Materi yang diberikan mencakup struktur organisasi, penyusunan AD/ART, mekanisme rapat anggota, serta penerapan prinsip Good Cooperative Governance.
“Konsep dasar Koperasi Merah Putih adalah dari anggota, oleh anggota, dan untuk anggota.

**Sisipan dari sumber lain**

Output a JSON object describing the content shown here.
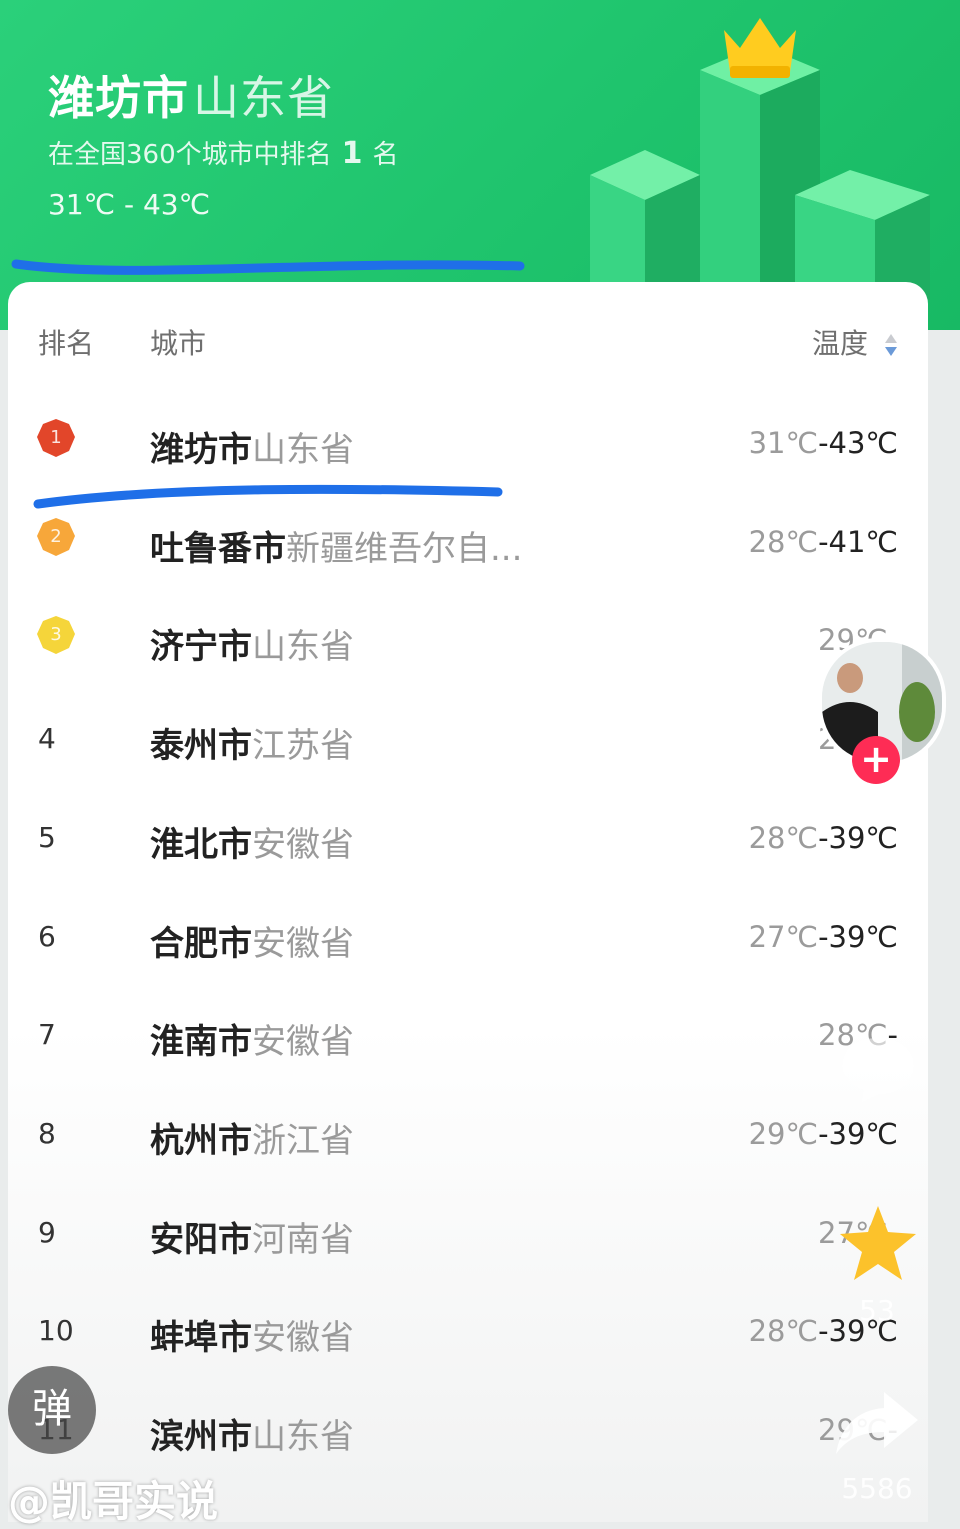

Pemahaman merata sangat penting agar gerakan koperasi dapat memperkuat kemandirian ekonomi dan ketahanan pangan,” jelasnya.
Isa menambahkan, pengembangan Koperasi Merah Putih dilakukan secara bertahap, mulai dari penguatan kelembagaan, peningkatan unit usaha, hingga perluasan jaringan ekonomi lokal.
“Koperasi harus menjadi wadah kolaborasi, inovasi, dan kesejahteraan bersama. Harapannya, KKMP dapat menjadi model koperasi yang transparan, partisipatif, dan berdaya saing, sekaligus menjadi motor penggerak ekonomi kerakyatan menuju Banjarmasin Maju dan Sejahtera,” pungkasnya.